Per-line texture processing accelerated with OpenGL/OpenCL

408 Views Asked by At

I have a rendering step which I would like to perform on a dynamically-generated texture.

The algorithm can operate on rows independently in parallel. For each row, the algorithm will visit each pixel in left-to-right order and modify it in situ (no distinct output buffer is needed, if that helps). Each pass uses state variables which must be reset at the beginning of each row and persist as we traverse the columns.
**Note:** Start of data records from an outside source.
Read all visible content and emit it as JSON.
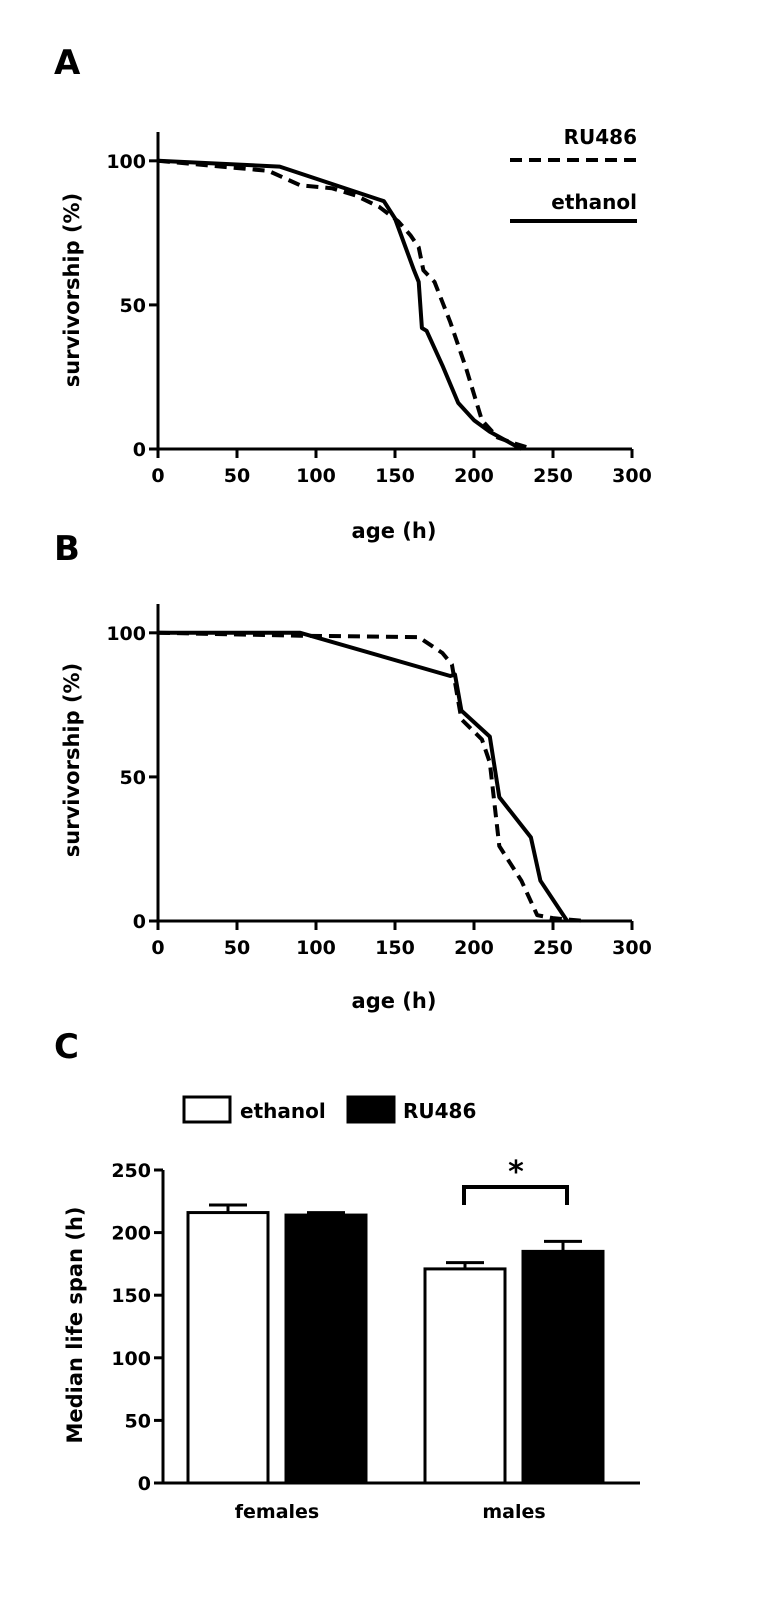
{
  "chart_data": [
    {
      "panel": "A",
      "type": "line",
      "xlabel": "age (h)",
      "ylabel": "survivorship (%)",
      "xlim": [
        0,
        300
      ],
      "ylim": [
        0,
        110
      ],
      "xticks": [
        0,
        50,
        100,
        150,
        200,
        250,
        300
      ],
      "yticks": [
        0,
        50,
        100
      ],
      "legend_position": "top-right",
      "series": [
        {
          "name": "RU486",
          "style": "dashed",
          "x": [
            0,
            70,
            90,
            110,
            125,
            140,
            152,
            160,
            165,
            168,
            175,
            185,
            195,
            205,
            215,
            225,
            237
          ],
          "y": [
            100,
            96.5,
            91.5,
            90.5,
            88,
            84,
            79,
            74,
            70,
            62,
            58,
            44,
            28,
            10,
            4,
            2,
            0
          ]
        },
        {
          "name": "ethanol",
          "style": "solid",
          "x": [
            0,
            77,
            143,
            150,
            162,
            165,
            167,
            170,
            180,
            190,
            200,
            210,
            220,
            230
          ],
          "y": [
            100,
            98,
            86,
            80,
            62,
            58,
            42,
            41,
            29,
            16,
            10,
            6,
            3,
            0
          ]
        }
      ]
    },
    {
      "panel": "B",
      "type": "line",
      "xlabel": "age (h)",
      "ylabel": "survivorship (%)",
      "xlim": [
        0,
        300
      ],
      "ylim": [
        0,
        110
      ],
      "xticks": [
        0,
        50,
        100,
        150,
        200,
        250,
        300
      ],
      "yticks": [
        0,
        50,
        100
      ],
      "series": [
        {
          "name": "RU486",
          "style": "dashed",
          "x": [
            0,
            90,
            165,
            180,
            186,
            192,
            205,
            210,
            216,
            230,
            240,
            250,
            260,
            270
          ],
          "y": [
            100,
            99,
            98.5,
            93,
            89,
            70,
            63,
            55,
            26,
            14,
            2,
            1,
            0.5,
            0
          ]
        },
        {
          "name": "ethanol",
          "style": "solid",
          "x": [
            0,
            90,
            185,
            188,
            192,
            210,
            216,
            236,
            242,
            259
          ],
          "y": [
            100,
            100,
            85,
            85.5,
            73,
            64,
            43,
            29,
            14,
            0
          ]
        }
      ]
    },
    {
      "panel": "C",
      "type": "bar",
      "ylabel": "Median life span (h)",
      "ylim": [
        0,
        250
      ],
      "yticks": [
        0,
        50,
        100,
        150,
        200,
        250
      ],
      "categories": [
        "females",
        "males"
      ],
      "legend_position": "top",
      "series": [
        {
          "name": "ethanol",
          "fill": "#ffffff",
          "values": [
            216,
            171
          ],
          "errors": [
            6,
            5
          ]
        },
        {
          "name": "RU486",
          "fill": "#000000",
          "values": [
            214,
            185
          ],
          "errors": [
            2,
            8
          ]
        }
      ],
      "annotations": [
        {
          "text": "*",
          "between": [
            "ethanol",
            "RU486"
          ],
          "category": "males"
        }
      ]
    }
  ]
}
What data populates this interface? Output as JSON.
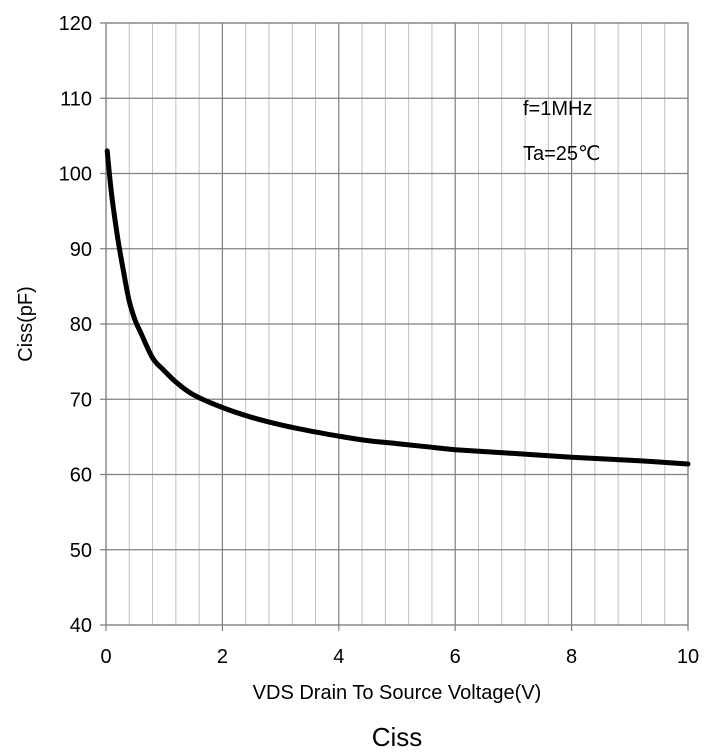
{
  "chart_data": {
    "type": "line",
    "title": "Ciss",
    "xlabel": "VDS Drain To Source Voltage(V)",
    "ylabel": "Ciss(pF)",
    "xlim": [
      0,
      10
    ],
    "ylim": [
      40,
      120
    ],
    "x_ticks": [
      0,
      2,
      4,
      6,
      8,
      10
    ],
    "x_tick_labels": [
      "0",
      "2",
      "4",
      "6",
      "8",
      "10"
    ],
    "x_minor_step": 0.4,
    "y_ticks": [
      40,
      50,
      60,
      70,
      80,
      90,
      100,
      110,
      120
    ],
    "y_tick_labels": [
      "40",
      "50",
      "60",
      "70",
      "80",
      "90",
      "100",
      "110",
      "120"
    ],
    "grid": true,
    "annotations": [
      "f=1MHz",
      "Ta=25℃"
    ],
    "colors": {
      "line": "#000000",
      "major_grid": "#7f7f7f",
      "minor_grid": "#bfbfbf",
      "background": "#ffffff"
    },
    "series": [
      {
        "x": [
          0.02,
          0.1,
          0.2,
          0.3,
          0.4,
          0.5,
          0.6,
          0.8,
          1.0,
          1.2,
          1.5,
          2.0,
          2.5,
          3.0,
          3.5,
          4.0,
          4.5,
          5.0,
          5.5,
          6.0,
          7.0,
          8.0,
          9.0,
          10.0
        ],
        "y": [
          103.0,
          97.0,
          91.5,
          87.0,
          83.0,
          80.5,
          78.8,
          75.5,
          73.8,
          72.3,
          70.6,
          68.9,
          67.6,
          66.6,
          65.8,
          65.1,
          64.5,
          64.1,
          63.7,
          63.3,
          62.8,
          62.3,
          61.9,
          61.4
        ]
      }
    ]
  }
}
Can I set up OpenGL shaders, or OpenCL, or whatever, to do this? Please provide a minimal example with code.

2

There are 2 best solutions below

0
On BEST ANSWER

Yes, you can do it. No, you don't need 4.X hardware for that, you need fragment shaders (with flow control), framebuffer objects and floating point texture support.

You need to encode your data into 2D texture.

Store "state variable" in 1st pixel for each row, and encode the rest of the data into the rest of the pixels. It goes without saying that it is recommended to use floating point texture format.

Use two framebuffers, and render them onto each other in a loop using fragment shader that updates "state variable" at the first column, and performs whatever operation you need on another column, which is "current". To reduce amount of wasted resources you can limit rendering to columns you want to process. NVidia OpenGL SDK examples had "game of life", "GDGPU fluid", "GPU partciles" demos that work in similar fashion - by encoding data into texture and then using shaders to update it.

However, because you can do it, it doesn't mean you should do it and it doesn't mean that it is guaranteed to be fast. Some GPUs might have a very high memory texture memory read speed, but relatively slow computation speed (and vice versa) and not all GPUs have many conveyors for processing things in parallel.

Also, depending on your app, CUDA or OpenCL might be more suitable.

4
On

If you have access to GL 4.x-class hardware that implements EXT_shader_image_load_store or ARB_shader_image_load_store, I imagine you could pull it off. Otherwise, in-situ read/write of an image is generally not possible (though there are ways with NV_texture_barrier).

That being said, once you start wanting pixels to share state the way you do, you kill off most of your potential gains from parallelism. If the value you compute for a pixel is dependent on the computations of the pixel to its left, then you cannot actually execute each pixel in parallel. Which means that the only parallelism your algorithm actually has is per-row.

That's not going to buy you much.

If you really want to do this, use OpenCL. It's much friendlier to this kind of thing.